FOCAC : la coprésidence congolaise comme levier
La prise de fonctions d’An Qing coïncide avec la coprésidence africaine du Forum sur la coopération sino-africaine exercée par le Congo. Pour Brazzaville, ce rôle constitue un tremplin diplomatique : il permet de porter des priorités sous-régionales, telles que l’inter-connectivité logistique du Bassin du Congo ou la gestion durable des forêts tropicales, au cœur de l’agenda Chine-Afrique. Plusieurs conseillers du ministère des Affaires étrangères voient dans cette synchronisation un « moment charnière » susceptible de rehausser la visibilité du pays sur la scène multilatérale.
Dimension sécuritaire et dialogue interarmées
La coopération militaire, encore modeste il y a une décennie, se structure désormais autour d’échanges de hauts gradés, de formations techniques et de missions médicales. Le passage à Pointe-Noire du navire-hôpital chinois « Arche de la Paix » – à deux reprises depuis 2017 – illustre la volonté d’arrimer l’assistance sanitaire à la notion de sécurité humaine. Pour le général de brigade Jean-Marie Michel Mokoko, observateur attentif des évolutions régionales, « l’apport logistique chinois complète utilement les partenariats classiques sans créer de dépendance excessive ».
Vision d’un ordre international inclusif
Dans un contexte géopolitique polarisé, Brazzaville et Pékin promeuvent, chacune à son échelle, le multilatéralisme fondé sur la Charte des Nations unies. La rhétorique de la « communauté d’avenir partagé », désormais familière aux chancelleries africaines, résonne avec la tradition congolaise de non-alignement. Les initiatives chinoises sur le développement global, la sécurité globale et la civilisation mondiale sont perçues par les décideurs congolais comme autant de cadres souples permettant de mobiliser des financements sans conditions politiques intrusives.
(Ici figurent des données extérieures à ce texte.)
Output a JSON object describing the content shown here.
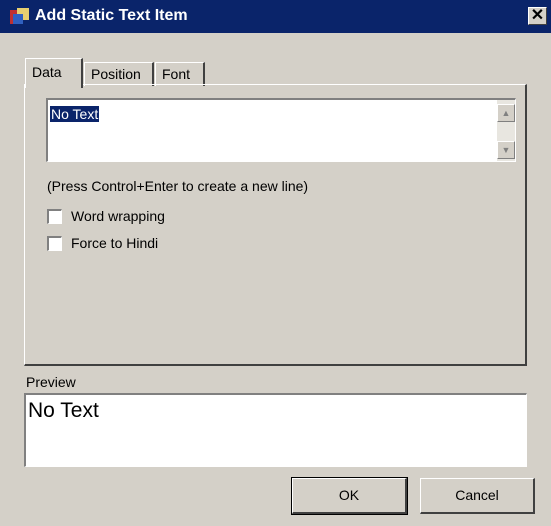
{
  "window": {
    "title": "Add Static Text Item",
    "close_glyph": "✕",
    "icon": "app-icon"
  },
  "tabs": [
    {
      "label": "Data",
      "active": true
    },
    {
      "label": "Position",
      "active": false
    },
    {
      "label": "Font",
      "active": false
    }
  ],
  "data_tab": {
    "text_value": "No Text",
    "hint": "(Press Control+Enter to create a new line)",
    "checkboxes": [
      {
        "label": "Word wrapping",
        "checked": false
      },
      {
        "label": "Force to Hindi",
        "checked": false
      }
    ]
  },
  "preview": {
    "label": "Preview",
    "text": "No Text"
  },
  "buttons": {
    "ok": "OK",
    "cancel": "Cancel"
  },
  "colors": {
    "titlebar": "#0a246a",
    "face": "#d4d0c8",
    "selection": "#0a246a"
  }
}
Perspectives : vers une coopération à haute intensité
À l’issue de la cérémonie, l’ambassadrice a réaffirmé son intention de « mettre en synergie les dix actions de partenariat » proposées par Pékin avec les stratégies nationales du Plan national de développement 2022-2026. Côté congolais, la sécurisation du climat des affaires, la montée en valeur ajoutée du secteur bois et la transition énergétique figurent parmi les priorités dressées par le président Denis Sassou Nguesso. L’entente sino-congolaise, forte de deux décennies d’expériences partagées, semble appelée à se densifier encore, dans un jeu diplomatique où le Congo, loin de se poser en simple récipiendaire, entend demeurer acteur lucide de son propre destin.